ISO 27002 was up to date at first of 2022. New controls and management classes had been added, and a few management classes had been consolidated. ISO 27002 gives implementation steerage for the controls included in ISO 27001 Annex A, so the updates necessitate adjustments to align Annex A with the controls within the implementation steerage.
What Are the New Controls for ISO 27001?
There are 11 new controls in ISO 27002:2022, so we are able to anticipate the identical new controls in Annex A of ISO 27001. They embody:
- Menace intelligence
- Data safety to be used of cloud providers
- ICT readiness for enterprise continuity
- Bodily safety monitoring
- Monitoring actions
- Internet filtering
- Safe coding
- Configuration administration
- Data deletion
- Information masking
- Information leakage prevention
Though controls have been added, the whole quantity has lowered from 114 to 93. That’s as a result of a number of controls have been merged. The classes have additionally been consolidated and merged. In ISO 27001:2013, the controls had been divided into 14 totally different areas. In ISO 27001:2022, there can be 4 domains.
- Individuals controls: distant work, confidentiality, non-disclosure, screening, and so forth.
- Organizational controls: organizational data insurance policies, cloud service use, asset use, and so forth.
- Bodily controls: safety monitoring, storage media, upkeep, services safety, and so forth.
- Technological controls: authentication, encryption, information leak prevention, and so forth.

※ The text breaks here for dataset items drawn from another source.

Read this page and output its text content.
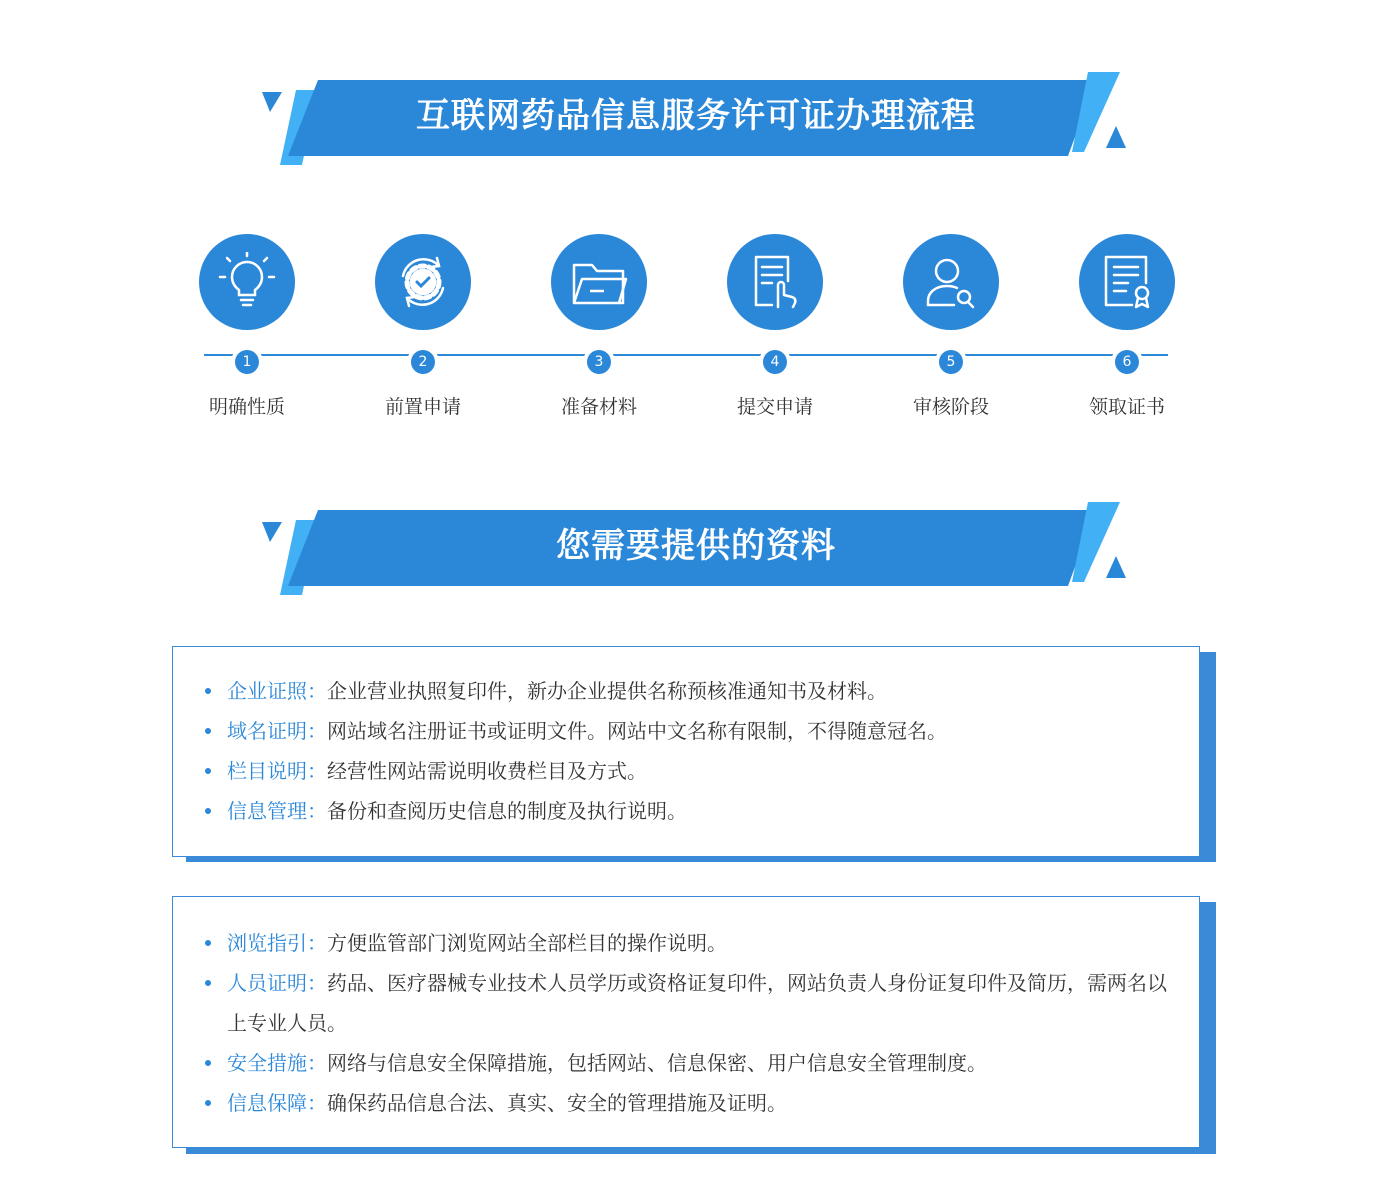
互联网药品信息服务许可证办理流程
1
明确性质
2
前置申请
3
准备材料
4
提交申请
5
审核阶段
6
领取证书
您需要提供的资料
企业证照：企业营业执照复印件，新办企业提供名称预核准通知书及材料。
域名证明：网站域名注册证书或证明文件。网站中文名称有限制，不得随意冠名。
栏目说明：经营性网站需说明收费栏目及方式。
信息管理：备份和查阅历史信息的制度及执行说明。
浏览指引：方便监管部门浏览网站全部栏目的操作说明。
人员证明：药品、医疗器械专业技术人员学历或资格证复印件，网站负责人身份证复印件及简历，需两名以上专业人员。
安全措施：网络与信息安全保障措施，包括网站、信息保密、用户信息安全管理制度。
信息保障：确保药品信息合法、真实、安全的管理措施及证明。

To see a full checklist of the adjustments anticipated in ISO 27001: 2022, seek the advice of the controls and steerage in ISO 27002:2022.
How To Put together for ISO 27001:2022
Your group doesn’t must make fast adjustments, though it’s best to familiarize your self with the brand new and revised controls. In case your data safety administration system is predicated on the implementation steerage in ISO 27002, it’s best to put plans in place to replace controls, if required. In the event you use a distinct set of requirements, you can be anticipated to supply documentation mapping out of your chosen controls to the controls in ISO 27001:2022 Annex A.
Ought to My Group Delay ISO 27001 Certification?
There’s little purpose to delay ISO27001 certification till the up to date model is launched. In case your group or its prospects require an ISO 27001 audit or certification, ready is probably not helpful to your enterprise. There’s more likely to be a three-year transition interval earlier than documentation edits and management implementation are required to conform.
Work With KirkpatrickPrice to Obtain Your ISO Certification
KirkpatrickPrice presents ISO 27001 audits and consulting providers that assist our shoppers to attain ISO 27001 compliance. We’ll assist you to to determine, qualify, and catalog data safety dangers in your surroundings and supply the help you could implement a compliant data safety administration system. Contact an data safety specialist to be taught extra about our ISO 27001 compliance providers.